Schedulers

When you add jobs to wr, the manager schedules those jobs to be run in your compute environment using the requested job scheduler.

There are currently 3 different schedulers to pick from:

  • Local for executing on just your local machine.

  • LSF for executing on an LSF cluster.

  • OpenStack for executing on an OpenStack cluser.

Implementation details

What actually happens under the hood after you add jobs?

  1. When you run wr add, your commands become “jobs” that are added to a job queue, with a reservation group based on your command’s resource requirements (the “size” of the job: how much memory, cpu and time it is expected to consume). This job queue is held in memory by the manager.

    Note

    As a failsafe, the state of jobs is also recorded on disk in an ACID transactional embedded database, which is also where completed jobs are stored permanently.

  2. The manager constantly takes these actions in the background:

    1. When jobs become “ready” in the queue (eg. as soon as they’re first added), count how many are in each reservation group (possibly altering that first if Resource Usage is in place), and ask the scheduler to schedule that many wr runner --server <ip of manager's host:manager's port> --scheduler_group <reservation group> commands.

    2. In case something silently goes wrong with the scheduler or runners, arrange to force a repeat of this after 1min even if no new jobs get added (working on jobs still “ready” in the queue at that time).

  3. It is the scheduler’s job to execute the wr runner process the given number of times, in the most appropriate way.

    Note

    A scheduler doesn’t guarantee that the wr runner processes succeed the given number of times, only that they will be started that many times.

    A scheduler also handles the number increasing (eg. if more of a certain sized job are added to the queue) or decreasing (eg. if the scheduler had queued up jobs because they couldn’t all run at once, but now you removed jobs or some completed).

    The benefit of this system is that there may be scheduling advantages to grouping same-sized jobs (even if they are for completely different kinds of commands), for example with the LSF scheduler wr can create large efficient job arrays.

  4. When a wr runner process starts running somewhere, it takes these actions:

    1. Connect to the manager, using the knowledge of its IP:port.

    2. Reserve the next highest priority job in the manager’s job queue that has this runner’s --scheduler_group as its reservation group.

    3. Run the command line, send a message to the manager to note that the job has started to run, keep track of memory and disk usage, and regularly contact the manager to “touch” the job being executed.

    4. When the command exits, tell the manager about its final state.

    5. Reserve another job and loop back to 3. Exit if there are no more jobs in the group after waiting for 2 seconds.

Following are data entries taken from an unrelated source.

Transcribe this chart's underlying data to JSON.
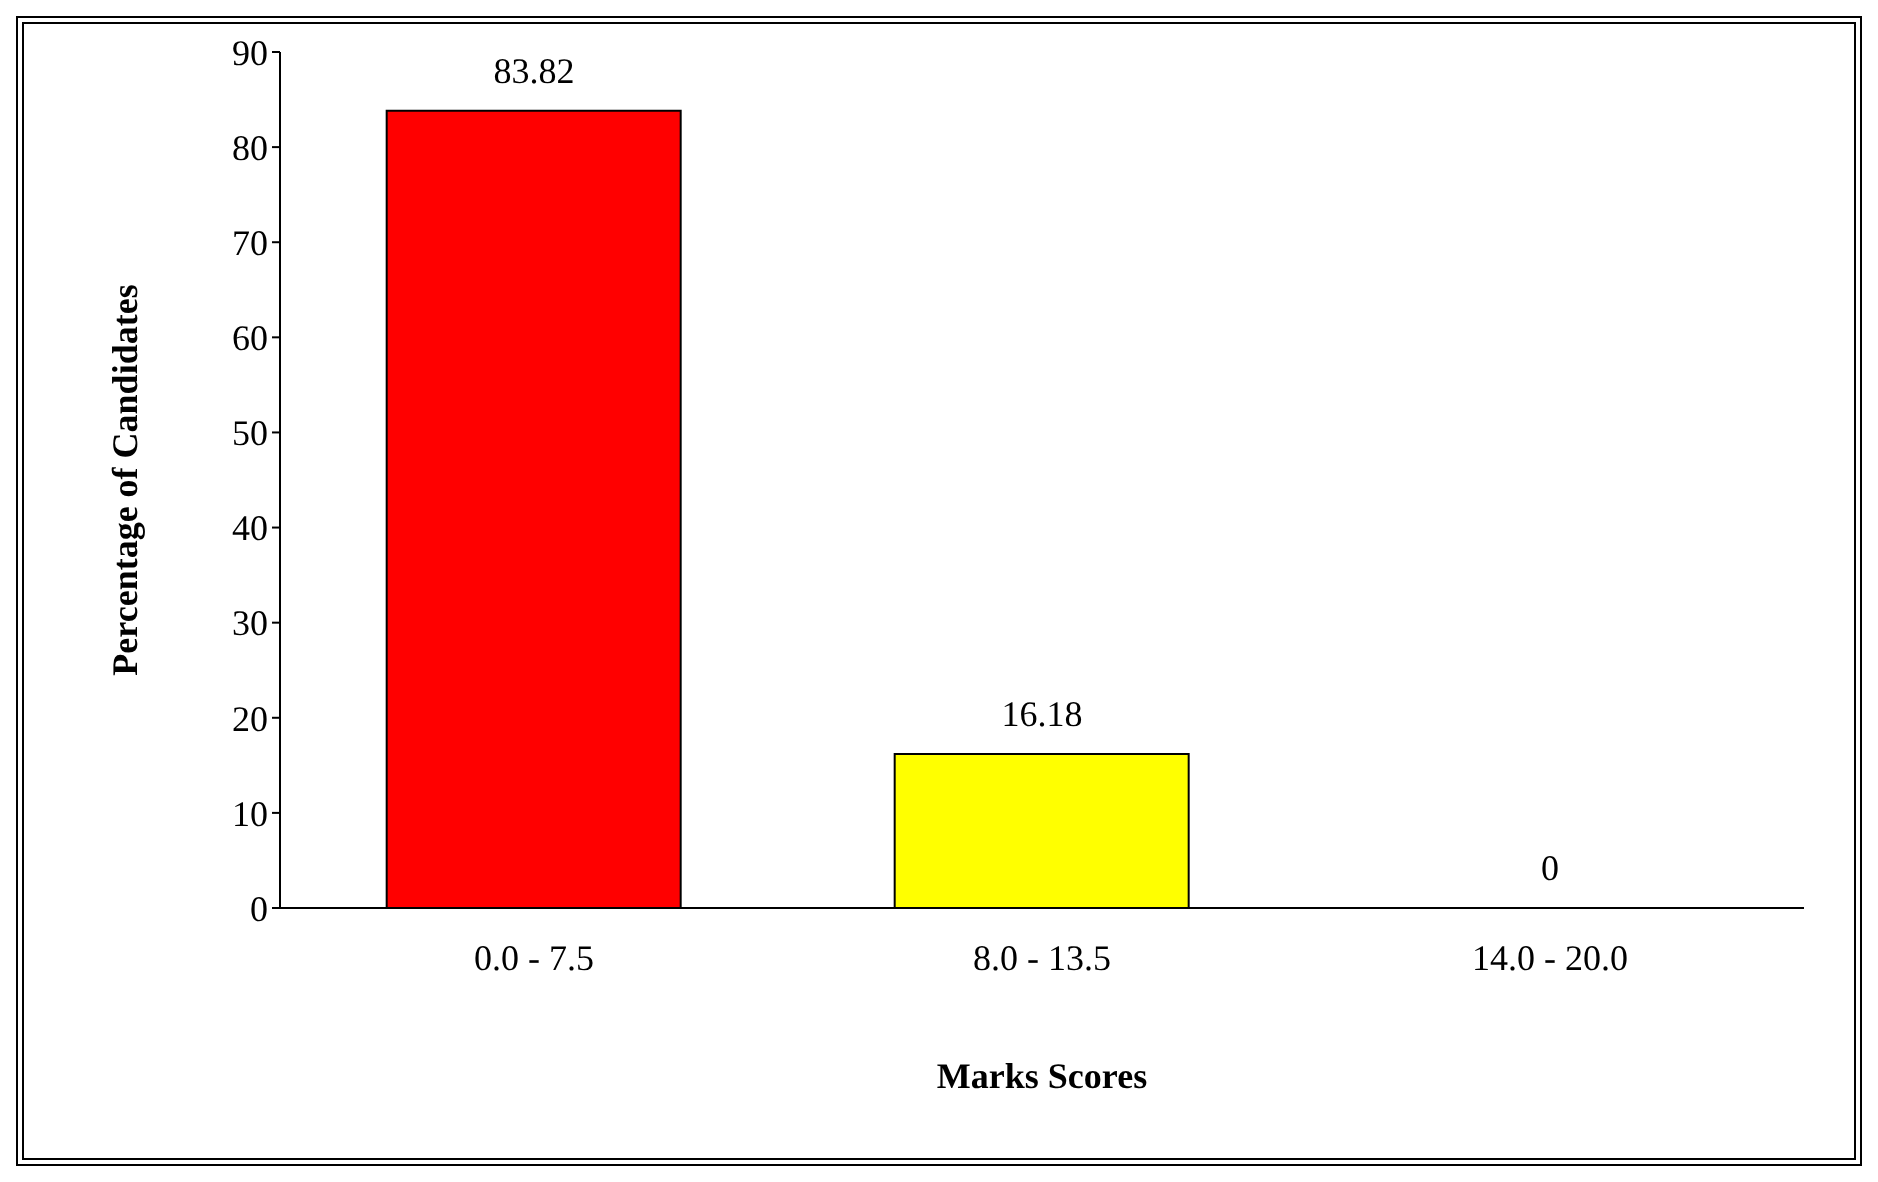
{
  "chart_data": {
    "type": "bar",
    "xlabel": "Marks Scores",
    "ylabel": "Percentage of Candidates",
    "categories": [
      "0.0 - 7.5",
      "8.0 - 13.5",
      "14.0 - 20.0"
    ],
    "values": [
      83.82,
      16.18,
      0
    ],
    "colors": [
      "#ff0000",
      "#ffff00",
      "#ffff00"
    ],
    "ylim": [
      0,
      90
    ],
    "yticks": [
      0,
      10,
      20,
      30,
      40,
      50,
      60,
      70,
      80,
      90
    ],
    "grid": false,
    "data_labels": true
  }
}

  5. Back on the manager, when a runner reserves a job, it becomes “reserved” in the manager’s queue, which starts a countdown. When the runner sends the message that it started to run the command, it becomes “running” in the manager’s queue. When the countdown finishes, the job is considered “lost”. The countdown is restarted every time the runner “touches” the job.

    Note

    When a job is lost, if the runner manages to eventually touch it again (eg. it couldn’t during the countdown due to a temporary networking issue), it will go back to “running” state automatically.

    When lost, you will see it lost in status and can investigate. If it is permanently lost (eg. the OpenStack server it was running on simply doesn’t exist anymore, or has suffered a kernel panic or similar), you can confirm the job is dead, which buries it. Then you can retry when desired.

These 5 steps ensure:

  • Jobs get scheduled the moment you add them.

  • They are efficiently grouped together by size for scheduling.

  • The manager, scheduler and the runners can all fail, but:

    • Jobs are never lost from the job queue.

    • Jobs that the scheduler doesn’t manage to schedule correctly will be retried until they do get scheduled.

    • You’ll know about jobs that started to run but aren’t actually running anymore, and can do something about them (with automatic retries possible).

  • The manager knows the moment jobs complete (even before the scheduler knows), how long they took to run, and their cpu and memory usage (even on schedulers that don’t track these things). This allows dependent jobs to be immediately scheduled, or the system to be scaled down.